個人的には、そうかなあ、中国や台湾でだって、とりわけ大都市のリズムはけっこう速く、せわしないと思いますけど、たぶん道行く人たちの速さのみならず、街の喧騒、公共交通機関の往還、アナウンスや注意書きの多さなど、日本の大都市で感じられる雰囲気が特有の「せわしなさ」を醸し出しているのでしょう。

そう思って振り返ってみると、確かにここ数年、私はこの東京の「せわしなさ」にちょっとついて行けなくなっているような気がします。人混みが極端に苦手になったのもその表れでしょうし、他人のせわしない動きにいちいちイライラしている自分を見つけて驚いたこともあります。そしてそういうまわりの速すぎるリズムに振り回されないよう、ジムなどでもなるべく周囲を意識せず、自分の精神に深く沈降していくようなイメージを持とうとしています。

なるほど、そういうスタンスを持とうとしていること自体が、瞑想やマインドフルネスに近い行為ということになるのかもしれません。

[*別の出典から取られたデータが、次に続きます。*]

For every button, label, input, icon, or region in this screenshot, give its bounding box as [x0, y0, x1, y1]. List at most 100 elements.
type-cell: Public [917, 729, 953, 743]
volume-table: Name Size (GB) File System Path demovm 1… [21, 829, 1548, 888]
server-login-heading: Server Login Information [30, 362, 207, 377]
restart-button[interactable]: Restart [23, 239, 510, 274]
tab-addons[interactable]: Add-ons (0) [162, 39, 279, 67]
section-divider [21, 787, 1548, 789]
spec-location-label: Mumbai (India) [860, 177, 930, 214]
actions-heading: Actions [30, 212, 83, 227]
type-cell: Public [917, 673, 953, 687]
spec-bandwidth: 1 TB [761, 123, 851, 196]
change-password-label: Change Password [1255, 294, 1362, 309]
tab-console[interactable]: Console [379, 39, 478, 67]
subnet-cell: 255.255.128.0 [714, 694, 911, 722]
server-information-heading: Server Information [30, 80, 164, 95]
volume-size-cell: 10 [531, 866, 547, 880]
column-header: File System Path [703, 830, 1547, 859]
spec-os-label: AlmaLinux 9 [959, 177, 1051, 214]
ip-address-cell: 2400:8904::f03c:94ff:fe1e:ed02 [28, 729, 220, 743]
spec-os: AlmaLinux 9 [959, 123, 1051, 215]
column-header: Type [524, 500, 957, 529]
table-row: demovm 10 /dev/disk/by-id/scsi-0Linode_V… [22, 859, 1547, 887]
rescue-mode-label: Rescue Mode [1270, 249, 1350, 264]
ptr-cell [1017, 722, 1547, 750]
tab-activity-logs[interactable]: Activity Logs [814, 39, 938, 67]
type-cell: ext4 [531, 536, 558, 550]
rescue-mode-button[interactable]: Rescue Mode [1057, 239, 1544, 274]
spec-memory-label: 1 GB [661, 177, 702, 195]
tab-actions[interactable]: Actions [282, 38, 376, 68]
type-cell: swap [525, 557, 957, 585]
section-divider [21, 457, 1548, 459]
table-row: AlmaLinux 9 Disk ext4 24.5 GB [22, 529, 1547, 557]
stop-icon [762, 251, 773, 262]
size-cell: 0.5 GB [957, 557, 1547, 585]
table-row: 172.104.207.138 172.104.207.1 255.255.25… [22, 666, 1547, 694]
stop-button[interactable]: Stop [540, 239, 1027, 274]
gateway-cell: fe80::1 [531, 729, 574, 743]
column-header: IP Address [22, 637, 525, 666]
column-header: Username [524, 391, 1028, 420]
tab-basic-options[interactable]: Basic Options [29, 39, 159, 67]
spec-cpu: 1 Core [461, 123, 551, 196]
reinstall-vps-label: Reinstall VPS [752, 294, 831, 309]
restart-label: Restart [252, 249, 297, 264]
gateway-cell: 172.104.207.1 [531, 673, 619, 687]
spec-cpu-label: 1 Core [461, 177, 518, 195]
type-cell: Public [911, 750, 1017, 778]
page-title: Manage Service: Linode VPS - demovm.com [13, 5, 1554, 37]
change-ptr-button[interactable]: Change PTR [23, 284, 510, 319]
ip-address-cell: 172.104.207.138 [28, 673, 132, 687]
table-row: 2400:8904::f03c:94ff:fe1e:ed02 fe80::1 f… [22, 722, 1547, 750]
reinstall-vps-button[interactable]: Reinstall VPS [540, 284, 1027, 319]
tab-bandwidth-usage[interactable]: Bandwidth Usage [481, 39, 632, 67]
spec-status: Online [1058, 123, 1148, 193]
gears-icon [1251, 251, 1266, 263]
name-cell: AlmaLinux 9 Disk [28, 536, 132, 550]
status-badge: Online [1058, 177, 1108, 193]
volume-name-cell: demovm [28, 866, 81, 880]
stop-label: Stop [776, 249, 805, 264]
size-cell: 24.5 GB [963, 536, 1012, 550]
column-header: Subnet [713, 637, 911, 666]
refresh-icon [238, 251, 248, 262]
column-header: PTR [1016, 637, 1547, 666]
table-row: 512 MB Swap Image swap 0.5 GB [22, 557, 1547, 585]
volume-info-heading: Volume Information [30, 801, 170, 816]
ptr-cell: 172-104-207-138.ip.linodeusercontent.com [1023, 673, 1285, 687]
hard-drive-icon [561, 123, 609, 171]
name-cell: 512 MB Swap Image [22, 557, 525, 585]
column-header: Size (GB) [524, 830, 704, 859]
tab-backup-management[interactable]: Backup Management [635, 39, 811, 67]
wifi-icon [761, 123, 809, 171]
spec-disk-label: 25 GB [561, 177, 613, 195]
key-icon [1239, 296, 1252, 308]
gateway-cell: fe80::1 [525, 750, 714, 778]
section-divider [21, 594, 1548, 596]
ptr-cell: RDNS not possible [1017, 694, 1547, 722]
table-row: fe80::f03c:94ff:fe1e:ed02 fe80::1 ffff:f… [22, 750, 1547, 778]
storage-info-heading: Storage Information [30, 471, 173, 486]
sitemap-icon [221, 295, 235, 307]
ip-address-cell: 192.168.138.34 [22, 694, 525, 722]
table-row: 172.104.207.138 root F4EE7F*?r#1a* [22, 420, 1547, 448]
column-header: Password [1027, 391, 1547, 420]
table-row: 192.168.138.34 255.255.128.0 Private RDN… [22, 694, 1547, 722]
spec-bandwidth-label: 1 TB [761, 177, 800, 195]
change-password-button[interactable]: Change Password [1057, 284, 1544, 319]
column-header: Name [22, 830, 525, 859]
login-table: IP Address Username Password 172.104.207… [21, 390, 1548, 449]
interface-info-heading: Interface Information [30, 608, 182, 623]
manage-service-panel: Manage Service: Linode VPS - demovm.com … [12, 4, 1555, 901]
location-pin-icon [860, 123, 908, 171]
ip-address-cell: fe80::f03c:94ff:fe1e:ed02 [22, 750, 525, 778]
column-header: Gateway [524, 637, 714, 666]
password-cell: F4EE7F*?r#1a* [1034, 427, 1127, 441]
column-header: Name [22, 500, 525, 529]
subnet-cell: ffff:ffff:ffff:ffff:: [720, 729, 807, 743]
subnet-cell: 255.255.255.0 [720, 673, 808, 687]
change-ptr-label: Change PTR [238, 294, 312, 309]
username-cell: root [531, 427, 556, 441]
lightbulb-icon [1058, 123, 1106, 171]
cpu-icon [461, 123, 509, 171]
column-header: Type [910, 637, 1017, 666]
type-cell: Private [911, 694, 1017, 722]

ちなみにネットで“Walking Meditation”を調べていたら「経行(きんひん)」という禅宗の修行を見つけました。歩いて行う座禅みたいなもののようです。「行」を「ひん」と読むのも珍しいですね。中国語の“háng”と近い音ですけど、中国語の“經行”は“jīngxíng”と読むらしいです。日本語で「行」を「ひん」と読むのはほぼこの語彙くらいなんじゃないでしょうか。